A incapacidade de biossintetizar e sinalizar a hormona da melatonina foi identificada em baleias e golfinhos, mas também em vacas-do-mar. (Fotos: DR)

Já se sabia que as baleias, os golfinhos e as vacas-do-mar possuem um sono assimétrico, que lhes permite descansar sem comprometer o estado de vigilância. Mas agora, uma equipa de investigadores do Centro Interdisciplinar de Investigação Marinha e Ambiental da Universidade do Porto (CIIMAR-UP) protagonizou um avanço significativo na compreensão deste comportamento. Utilizando análise genómica comparativa, a equipa portuguesa conseguiu deduzir que o comportamento vigilante e sono assimétrico característicos daquelas espécies se deve, em parte, à perda de genes envolvidos na produção e sinalização de uma hormona: a melatonina.

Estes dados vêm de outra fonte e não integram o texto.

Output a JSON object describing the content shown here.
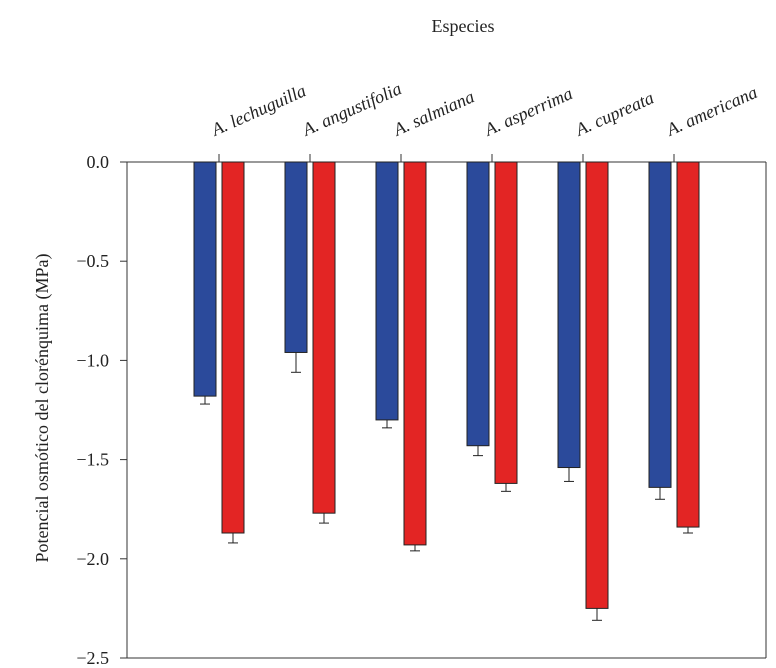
{
  "chart_data": {
    "type": "bar",
    "title": "",
    "xlabel": "Especies",
    "ylabel": "Potencial osmótico del clorénquima (MPa)",
    "ylim": [
      -2.5,
      0.0
    ],
    "yticks": [
      0.0,
      -0.5,
      -1.0,
      -1.5,
      -2.0,
      -2.5
    ],
    "ytick_labels": [
      "0.0",
      "−0.5",
      "−1.0",
      "−1.5",
      "−2.0",
      "−2.5"
    ],
    "categories": [
      "A. lechuguilla",
      "A. angustifolia",
      "A. salmiana",
      "A. asperrima",
      "A. cupreata",
      "A. americana"
    ],
    "x_axis_position": "top",
    "grid": false,
    "legend": "none",
    "series": [
      {
        "color": "#2b4a9b",
        "values": [
          -1.18,
          -0.96,
          -1.3,
          -1.43,
          -1.54,
          -1.64
        ],
        "errors": [
          0.04,
          0.1,
          0.04,
          0.05,
          0.07,
          0.06
        ]
      },
      {
        "color": "#e32524",
        "values": [
          -1.87,
          -1.77,
          -1.93,
          -1.62,
          -2.25,
          -1.84
        ],
        "errors": [
          0.05,
          0.05,
          0.03,
          0.04,
          0.06,
          0.03
        ]
      }
    ]
  }
}
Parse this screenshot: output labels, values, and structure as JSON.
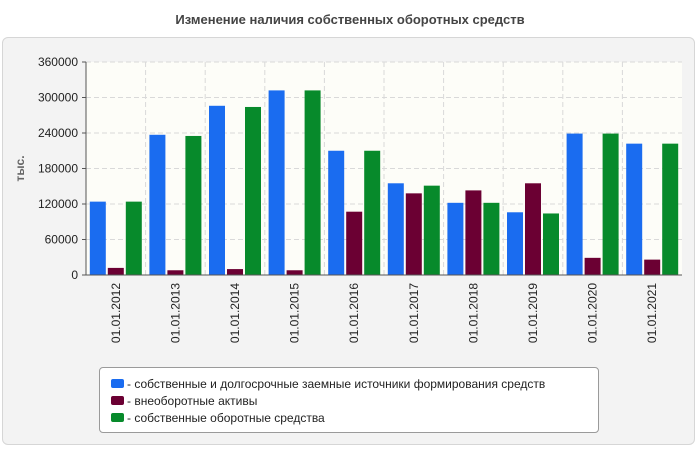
{
  "chart_data": {
    "type": "bar",
    "title": "Изменение наличия собственных оборотных средств",
    "ylabel": "тыс.",
    "xlabel": "",
    "ylim": [
      0,
      360000
    ],
    "yticks": [
      "0",
      "60000",
      "120000",
      "180000",
      "240000",
      "300000",
      "360000"
    ],
    "grid": true,
    "legend_position": "bottom",
    "categories": [
      "01.01.2012",
      "01.01.2013",
      "01.01.2014",
      "01.01.2015",
      "01.01.2016",
      "01.01.2017",
      "01.01.2018",
      "01.01.2019",
      "01.01.2020",
      "01.01.2021"
    ],
    "series": [
      {
        "name": "- собственные и долгосрочные заемные источники формирования средств",
        "color": "#1a6cf0",
        "values": [
          124000,
          237000,
          286000,
          312000,
          210000,
          155000,
          122000,
          106000,
          239000,
          222000
        ]
      },
      {
        "name": "- внеоборотные активы",
        "color": "#6b0033",
        "values": [
          12000,
          8000,
          10000,
          8000,
          107000,
          138000,
          143000,
          155000,
          29000,
          26000
        ]
      },
      {
        "name": "- собственные оборотные средства",
        "color": "#078a2b",
        "values": [
          124000,
          235000,
          284000,
          312000,
          210000,
          151000,
          122000,
          104000,
          239000,
          222000
        ]
      }
    ]
  }
}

A melatonina é uma hormona de grande importância biológica, que participa, por exemplo, no controlo fisiológico de vários ritmos circadianos (diários) nos mamíferos, entre os quais os ciclos de acordar-dormir. É na glândula pineal, que se produz a melatonina num padrão diário muito específico e em níveis particularmente elevados durante a noite.

Mas apesar de este padrão ser observado genericamente nos mamíferos, destacam-se algumas exceções em mamíferos aquáticos como as baleias, golfinhos e também nas vacas-do-mar. Nestes seres vivos, este padrão apresenta notáveis diferenças que parecem estar associadas ao seu característico sono assimétrico em que os hemisférios cerebrais dormem de forma alternada, permitindo-lhes descansar sem comprometer o estado de vigilância, a manutenção da respiração ou mesmo da temperatura corporal, que normalmente diminui durante o sono. Curiosamente, a glândula pineal onde se produz a melatonina tem sido sugerida como vestigial ou mesmo ausente em várias espécies de cetáceos e em vacas-do-mar. Apesar disso, a melatonina foi já medida e encontrada no sangue de golfinhos. Perceber este intricado puzzle biológico foi o objetivo desta investigação do grupo de investigadores do CIIMAR-UP.

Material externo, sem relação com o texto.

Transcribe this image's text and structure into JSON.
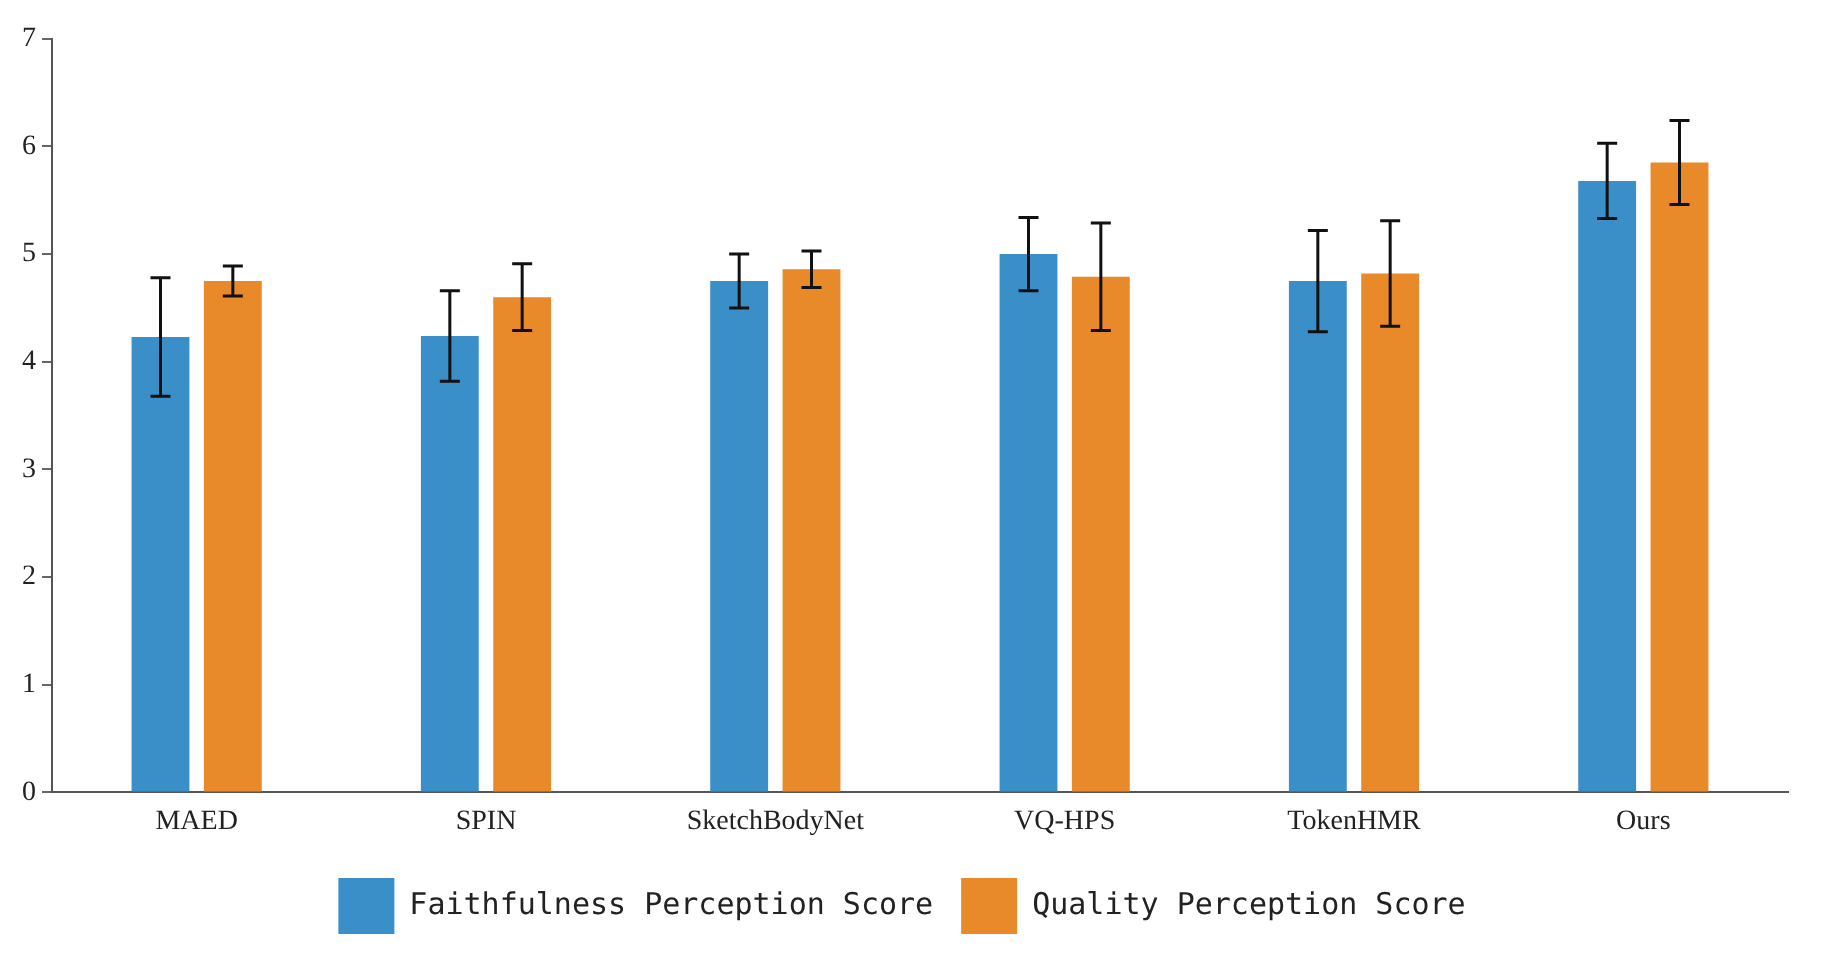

O estudo agora publicado na revista Genes investigou pela primeira vez a capacidade endógena dos cetáceos (baleias e golfinhos) e das vacas-do-mar em biossintetizar e sinalizar a hormona da melatonina. Através da análise comparativa do genoma e comparações bioinformáticas dos genes que participam na biossíntese de melatonina, a equipa conseguiu determinar que as enzimas produtoras de melatonina assim como os recetores capazes de traduzir os efeitos biológicos desta hormona, não estão funcionais naquelas espécies.

Isto é, foi possível perceber que existem “ruínas” destes genes no seu genoma. Aparentemente, os genes acumularam um número muito significativo de mutações e são por isso incapazes de dar origem a esta proteína. Estas evidências foram visíveis em baleias e golfinhos, mas também em vacas-do-mar. Curiosamente, e uma vez que as baleias e golfinhos não partilham um ancestral direto com as vacas-do-mar, é também possível inferir que este é um caso extraordinário de evolução convergente.

Um dos cientistas seniores neste trabalho, Filipe Castro do CIIMAR-UP, afirma que os resultados deste trabalho representam um “olhar único sobre a evolução do genoma deste grupo icónico de mamíferos aquáticos. Por outro lado, revelam que a perda de genes é um mecanismo instrumental no processo adaptativo a novos ecossistemas” e que “esta descoberta tem, por exemplo, o poder de nos elucidar como comportamentos complexos podem resultar de mudanças genéticas aparentemente simples”.

Também do CIIMAR-UP, Raquel Ruivo, que também liderou este trabalho, afirma: “este trabalho é um exemplo claro do poder das abordagens genómicas de baixo custo como ferramenta para estudar a biodiversidade”.

Resta então esclarecer a última peça do puzzle: se não produzem melatonina como foi medida esta hormona no sangue de golfinhos? Raquel Ruivo sugere “a alimentação é a fonte mais óbvia para os níveis encontrados. Não esquecer que a melatonina tem também outras ações importantes, por exemplo como antioxidante.” E termina “este foi realmente um trabalho muito entusiasmante! A combinação de tecnologias de última geração para estudar genomas com a pesquisa de trabalhos de anatomia comparada do início século XX, permitiu elucidar um interessante puzzle biológico”.